Line Coding

The process of converting binary data into a sequence of bits of the digital signal is known as Line coding. It is also known as digital PAM formats. 

Need of Line coding: 

We always come across different types of data such as text, numbers, graphical images, audio, and video. These all data are stored in computer memory in form of a sequence of bits. As shown below, line coding converts bit sequences into digital signals. 

 

There are several techniques for converting an analog signal to a digital signal. However, digital data can also be obtained from sources such as computers. The information obtained from such a source is inherently discrete. When this type of discrete signal is transmitted over a band-limited channel, it becomes dispersed. That is, the pulses spread out and overlap each other, causing distortion. This distortion is known as inter-symbol interference. To avoid this, we should not send the discrete signal while it is on the transmission medium. Instead, this data is converted into a Pam format or line code compatible with the baseband channel before being sent over a baseband communication channel. Line codes refer to the various pulse formats that are used depending on the situation.

Properties of line codes:

1. No DC Component:

• Every communication system such as a cable system does not allow the transmission of a dc signal over them.
• So because of that line signal must have a zero average value.

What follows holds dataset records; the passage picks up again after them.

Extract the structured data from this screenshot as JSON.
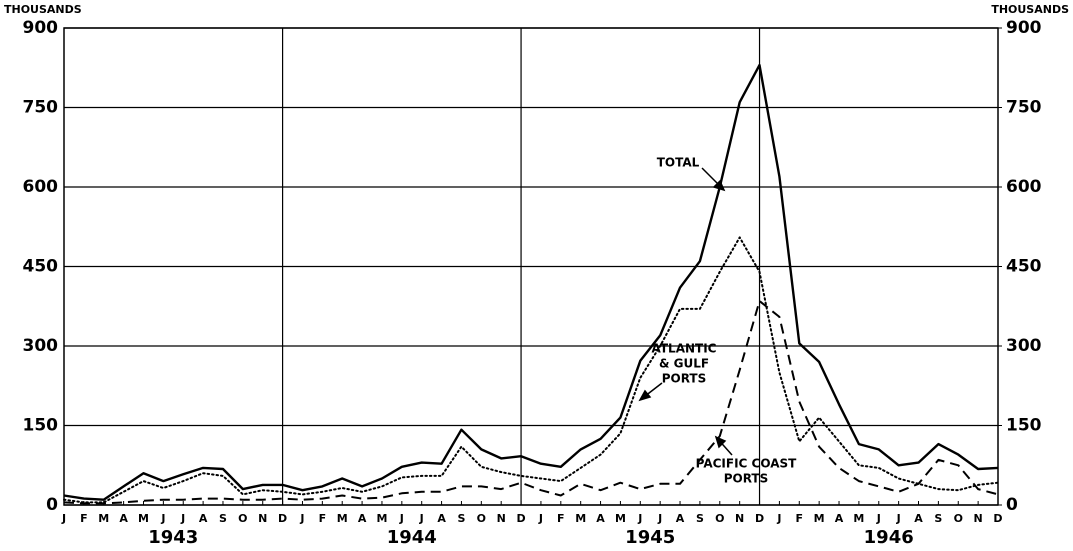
{
  "chart_data": {
    "type": "line",
    "y_axis_label": "THOUSANDS",
    "y2_axis_label": "THOUSANDS",
    "categories": [
      "J",
      "F",
      "M",
      "A",
      "M",
      "J",
      "J",
      "A",
      "S",
      "O",
      "N",
      "D",
      "J",
      "F",
      "M",
      "A",
      "M",
      "J",
      "J",
      "A",
      "S",
      "O",
      "N",
      "D",
      "J",
      "F",
      "M",
      "A",
      "M",
      "J",
      "J",
      "A",
      "S",
      "O",
      "N",
      "D",
      "J",
      "F",
      "M",
      "A",
      "M",
      "J",
      "J",
      "A",
      "S",
      "O",
      "N",
      "D"
    ],
    "years": [
      "1943",
      "1944",
      "1945",
      "1946"
    ],
    "ylim": [
      0,
      900
    ],
    "yticks": [
      0,
      150,
      300,
      450,
      600,
      750,
      900
    ],
    "y2lim": [
      0,
      900
    ],
    "y2ticks": [
      0,
      150,
      300,
      450,
      600,
      750,
      900
    ],
    "grid": true,
    "color": "#000000",
    "series": [
      {
        "name": "TOTAL",
        "dash": "solid",
        "values": [
          18,
          12,
          10,
          35,
          60,
          45,
          58,
          70,
          68,
          30,
          38,
          38,
          28,
          35,
          50,
          35,
          50,
          72,
          80,
          78,
          142,
          105,
          88,
          92,
          78,
          72,
          105,
          125,
          165,
          272,
          320,
          410,
          460,
          600,
          760,
          830,
          620,
          305,
          270,
          190,
          115,
          105,
          75,
          80,
          115,
          95,
          68,
          70
        ]
      },
      {
        "name": "ATLANTIC & GULF PORTS",
        "dash": "dotted",
        "values": [
          10,
          5,
          5,
          25,
          45,
          32,
          45,
          60,
          55,
          20,
          28,
          25,
          20,
          25,
          32,
          25,
          35,
          52,
          55,
          55,
          110,
          72,
          62,
          55,
          50,
          45,
          70,
          95,
          135,
          240,
          300,
          370,
          370,
          440,
          505,
          440,
          250,
          120,
          165,
          120,
          75,
          70,
          50,
          40,
          30,
          28,
          38,
          42
        ]
      },
      {
        "name": "PACIFIC COAST PORTS",
        "dash": "dashed",
        "values": [
          5,
          3,
          3,
          5,
          8,
          10,
          10,
          12,
          12,
          10,
          10,
          12,
          10,
          12,
          18,
          12,
          14,
          22,
          25,
          25,
          35,
          35,
          30,
          42,
          28,
          18,
          40,
          28,
          42,
          30,
          40,
          40,
          85,
          130,
          255,
          385,
          355,
          195,
          110,
          70,
          45,
          35,
          25,
          40,
          85,
          75,
          30,
          20
        ]
      }
    ],
    "annotations": [
      {
        "lines": [
          "TOTAL"
        ]
      },
      {
        "lines": [
          "ATLANTIC",
          "& GULF",
          "PORTS"
        ]
      },
      {
        "lines": [
          "PACIFIC COAST",
          "PORTS"
        ]
      }
    ]
  }
}
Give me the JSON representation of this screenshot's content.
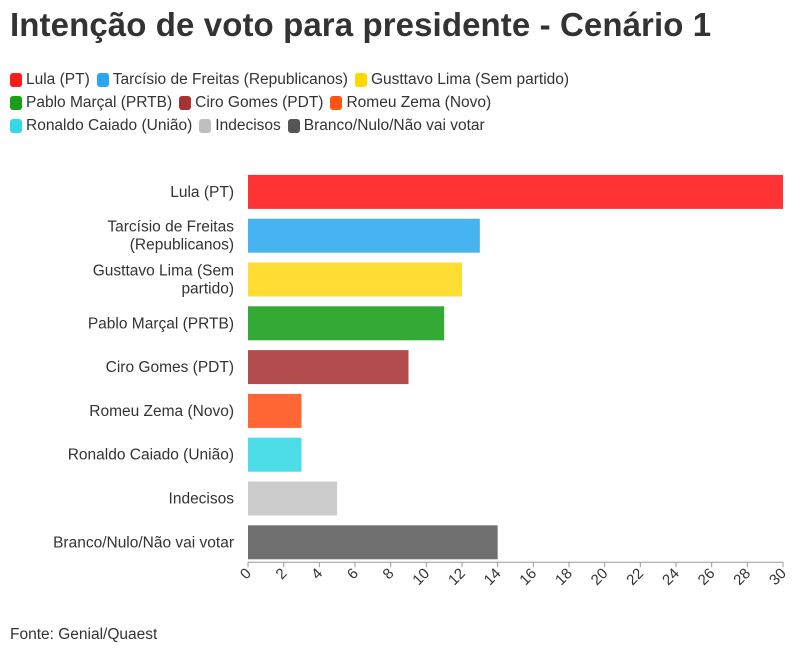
{
  "chart_data": {
    "type": "bar",
    "orientation": "horizontal",
    "title": "Intenção de voto para presidente - Cenário 1",
    "categories": [
      "Lula (PT)",
      "Tarcísio de Freitas (Republicanos)",
      "Gusttavo Lima (Sem partido)",
      "Pablo Marçal (PRTB)",
      "Ciro Gomes (PDT)",
      "Romeu Zema (Novo)",
      "Ronaldo Caiado (União)",
      "Indecisos",
      "Branco/Nulo/Não vai votar"
    ],
    "category_label_lines": [
      [
        "Lula (PT)"
      ],
      [
        "Tarcísio de Freitas",
        "(Republicanos)"
      ],
      [
        "Gusttavo Lima (Sem",
        "partido)"
      ],
      [
        "Pablo Marçal (PRTB)"
      ],
      [
        "Ciro Gomes (PDT)"
      ],
      [
        "Romeu Zema (Novo)"
      ],
      [
        "Ronaldo Caiado (União)"
      ],
      [
        "Indecisos"
      ],
      [
        "Branco/Nulo/Não vai votar"
      ]
    ],
    "values": [
      30,
      13,
      12,
      11,
      9,
      3,
      3,
      5,
      14
    ],
    "colors": [
      "#ff3333",
      "#47b3f0",
      "#ffdd33",
      "#33aa33",
      "#b34d4d",
      "#ff6633",
      "#4ddde8",
      "#cccccc",
      "#707070"
    ],
    "xlim": [
      0,
      30
    ],
    "xticks": [
      0,
      2,
      4,
      6,
      8,
      10,
      12,
      14,
      16,
      18,
      20,
      22,
      24,
      26,
      28,
      30
    ],
    "legend_placement": "top",
    "grid": false
  },
  "legend": {
    "rows": [
      [
        {
          "label": "Lula (PT)",
          "color": "#ff1a1a"
        },
        {
          "label": "Tarcísio de Freitas (Republicanos)",
          "color": "#2aa7f0"
        },
        {
          "label": "Gusttavo Lima (Sem partido)",
          "color": "#ffd700"
        }
      ],
      [
        {
          "label": "Pablo Marçal (PRTB)",
          "color": "#1a9e1a"
        },
        {
          "label": "Ciro Gomes (PDT)",
          "color": "#a83232"
        },
        {
          "label": "Romeu Zema (Novo)",
          "color": "#ff5511"
        }
      ],
      [
        {
          "label": "Ronaldo Caiado (União)",
          "color": "#33d9e6"
        },
        {
          "label": "Indecisos",
          "color": "#bfbfbf"
        },
        {
          "label": "Branco/Nulo/Não vai votar",
          "color": "#555555"
        }
      ]
    ]
  },
  "source": "Fonte: Genial/Quaest"
}
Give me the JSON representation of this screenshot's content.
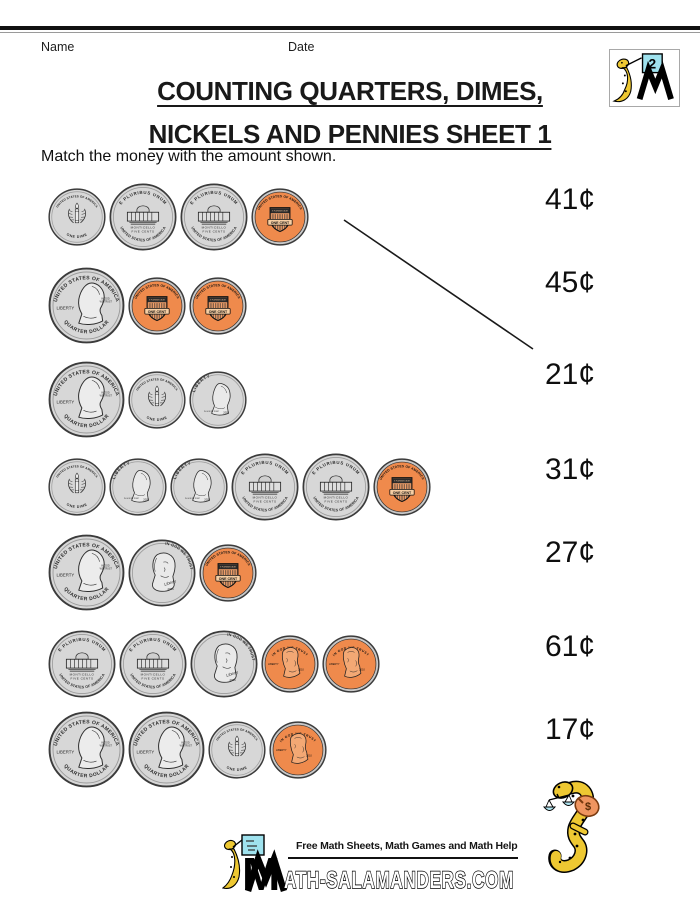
{
  "header": {
    "name_label": "Name",
    "date_label": "Date",
    "title_line1": "COUNTING QUARTERS, DIMES,",
    "title_line2": "NICKELS AND PENNIES SHEET 1",
    "instruction": "Match the money with the amount shown."
  },
  "logo": {
    "card_number": "2"
  },
  "rows": [
    {
      "coins": [
        "dime-reverse",
        "nickel-reverse",
        "nickel-reverse",
        "penny-reverse"
      ],
      "amount": "41¢"
    },
    {
      "coins": [
        "quarter-obverse",
        "penny-reverse",
        "penny-reverse"
      ],
      "amount": "45¢"
    },
    {
      "coins": [
        "quarter-obverse",
        "dime-reverse",
        "dime-obverse"
      ],
      "amount": "21¢"
    },
    {
      "coins": [
        "dime-reverse",
        "dime-obverse",
        "dime-obverse",
        "nickel-reverse",
        "nickel-reverse",
        "penny-reverse"
      ],
      "amount": "31¢"
    },
    {
      "coins": [
        "quarter-obverse",
        "nickel-obverse",
        "penny-reverse"
      ],
      "amount": "27¢"
    },
    {
      "coins": [
        "nickel-reverse",
        "nickel-reverse",
        "nickel-obverse",
        "penny-obverse",
        "penny-obverse"
      ],
      "amount": "61¢"
    },
    {
      "coins": [
        "quarter-obverse",
        "quarter-obverse",
        "dime-reverse",
        "penny-obverse"
      ],
      "amount": "17¢"
    }
  ],
  "example_match": {
    "connects_row": 1,
    "connects_amount": "21¢"
  },
  "coin_types": {
    "quarter-obverse": {
      "top": "UNITED STATES OF AMERICA",
      "left": "LIBERTY",
      "motto_line1": "IN GOD",
      "motto_line2": "WE TRUST",
      "bottom": "QUARTER DOLLAR"
    },
    "nickel-reverse": {
      "top": "E PLURIBUS UNUM",
      "building": "MONTICELLO",
      "denomination": "FIVE CENTS",
      "bottom": "UNITED STATES OF AMERICA"
    },
    "nickel-obverse": {
      "motto": "IN GOD WE TRUST",
      "liberty": "Liberty",
      "year": "2006"
    },
    "dime-reverse": {
      "top": "UNITED STATES OF AMERICA",
      "bottom": "ONE DIME"
    },
    "dime-obverse": {
      "liberty": "LIBERTY",
      "motto": "IN GOD WE TRUST",
      "year": "2005"
    },
    "penny-reverse": {
      "top": "UNITED STATES OF AMERICA",
      "motto": "E PLURIBUS UNUM",
      "denomination": "ONE CENT"
    },
    "penny-obverse": {
      "motto": "IN GOD WE TRUST",
      "liberty": "LIBERTY",
      "year": "2010"
    }
  },
  "footer": {
    "tagline": "Free Math Sheets, Math Games and Math Help",
    "brand_m": "M",
    "brand_rest": "ATH-SALAMANDERS.COM"
  },
  "mascot": {
    "bag_symbol": "$"
  },
  "colors": {
    "silver": "#d7d7d7",
    "penny_copper": "#ef8a4c",
    "penny_rim": "#c9c9c9",
    "logo_cyan": "#9fe2ee",
    "salamander_yellow": "#eec832",
    "bag_orange": "#ef9560"
  }
}
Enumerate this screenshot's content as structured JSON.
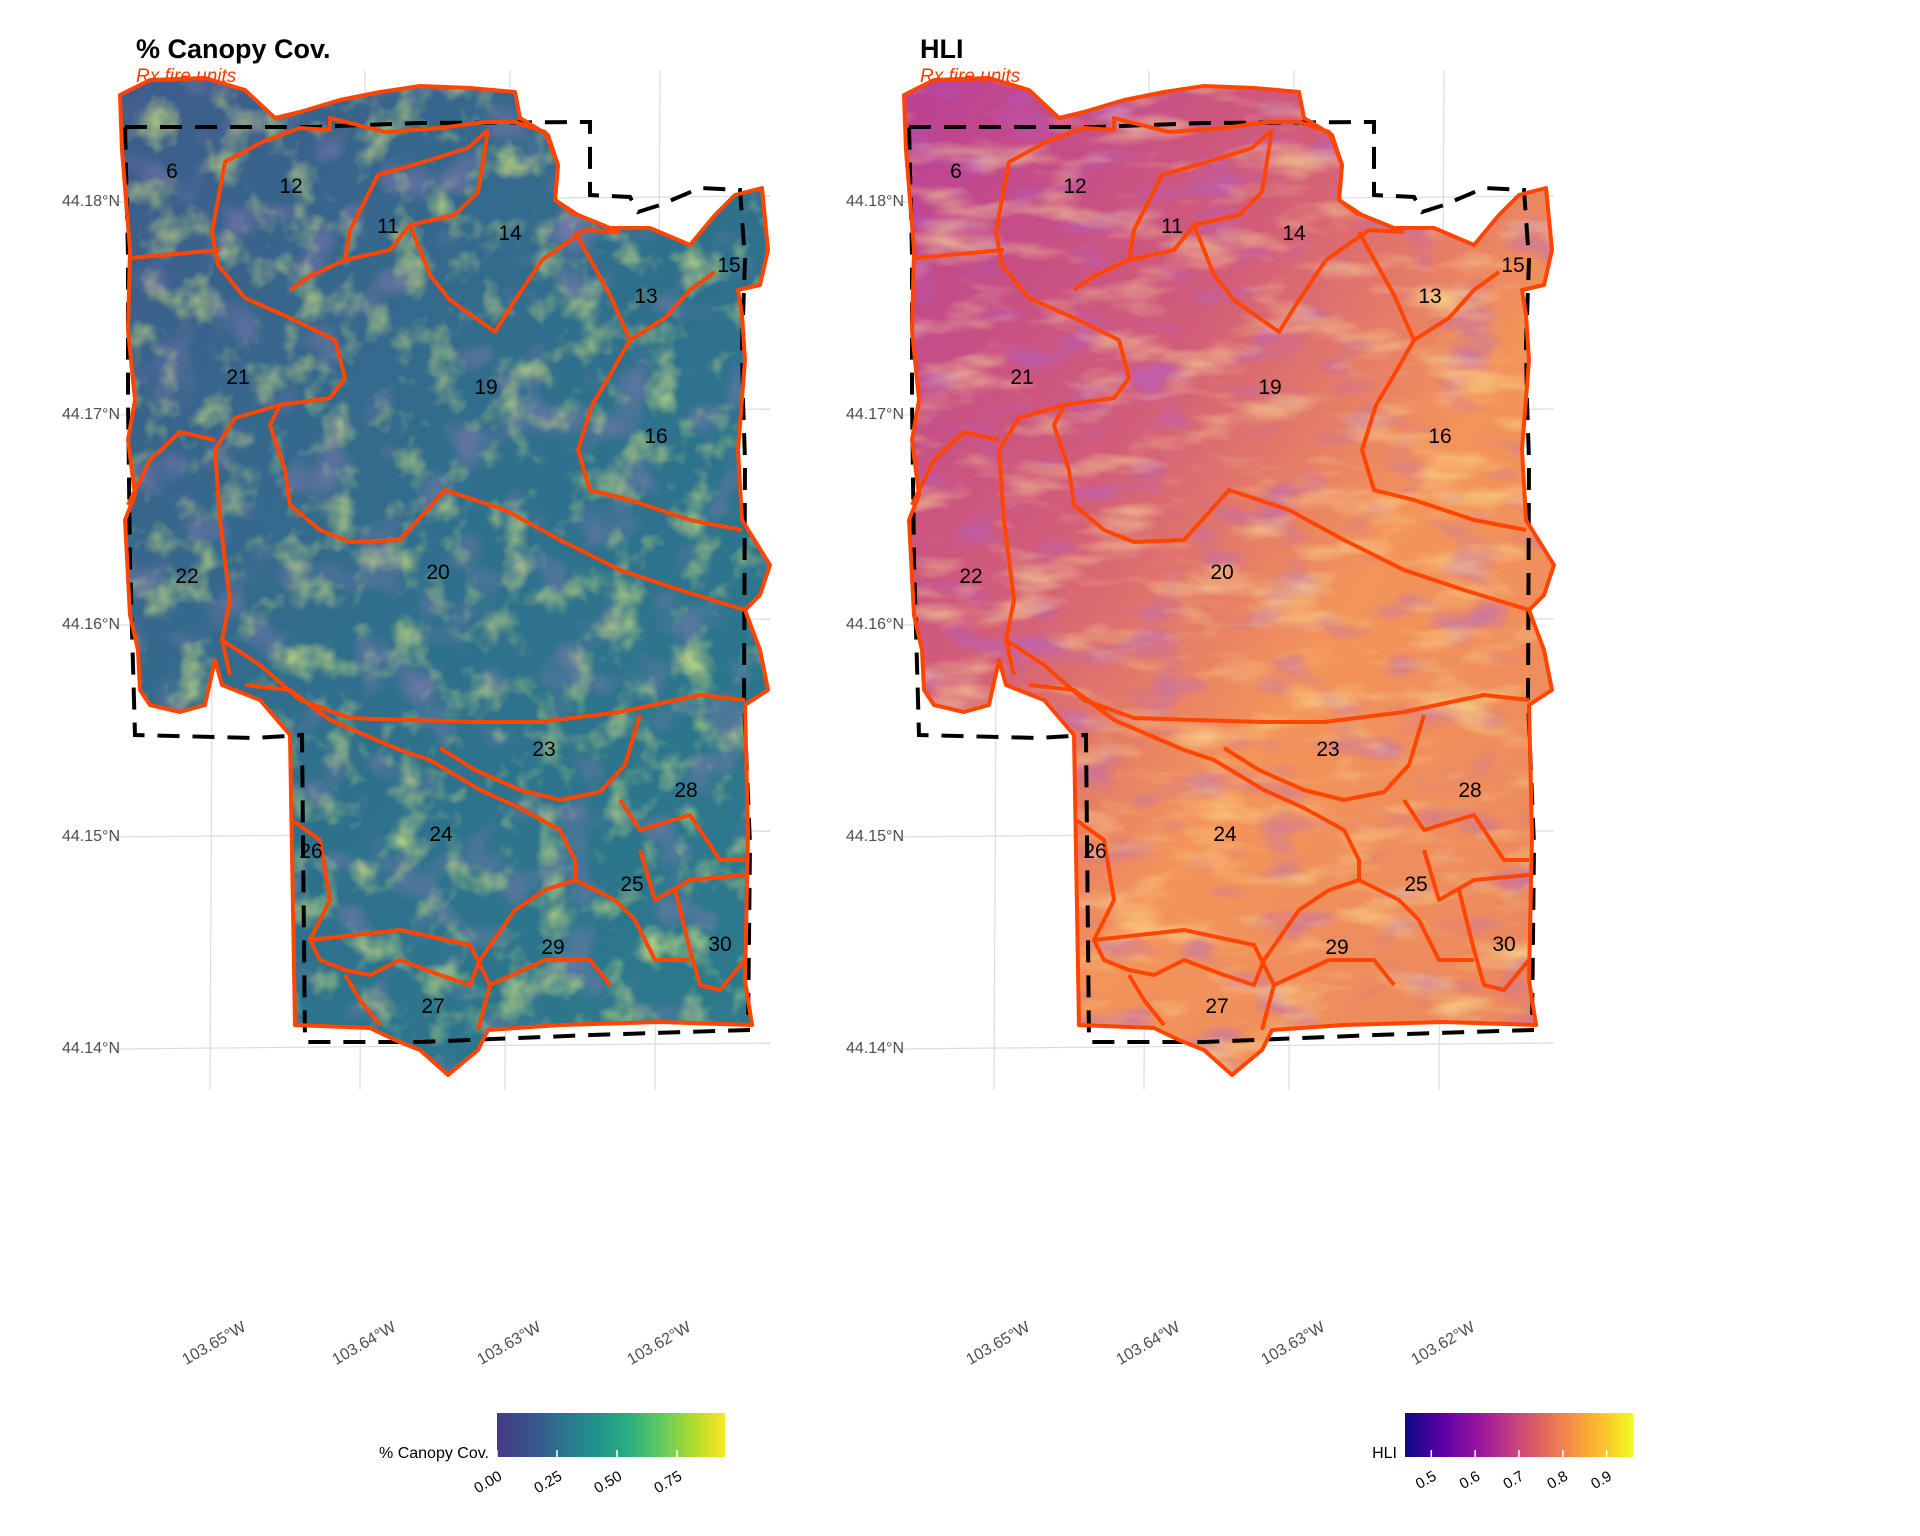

2. Self-clocking (synchronizing capability):

• Symbol or bit synchronization is necessary for every digital communication system.
• A sufficient amount of zero crossings must occur in the line code waveform for the receiver to be in synchronization.
• It implies that a transition must always occur after a predictable interval; this property is referred to as the inherent synchronizing or cloaking characteristic.

3. Bandwidth compression:

• The bandwidth of the line code should be as small as possible.
• Comparatively to the other codes, the multilevel course requires less.

4. Differential encoding:

• For communication systems where the transmitted waveform occasionally experiences an inversion, differential encoding is helpful.
• The polarity of the encoded waveform is flipped during differential encoding without impairing the ability to identify data.

5. Noise immunity:

• The selected line code should have a very high noise immunity (ability to minimize the effects of noise).
• This is necessary to have a minimum number of errors introduced due to noise.

6. Minimum crosswalk:

• The crosswalk should be minimized which is transmitted present between adjacent channels.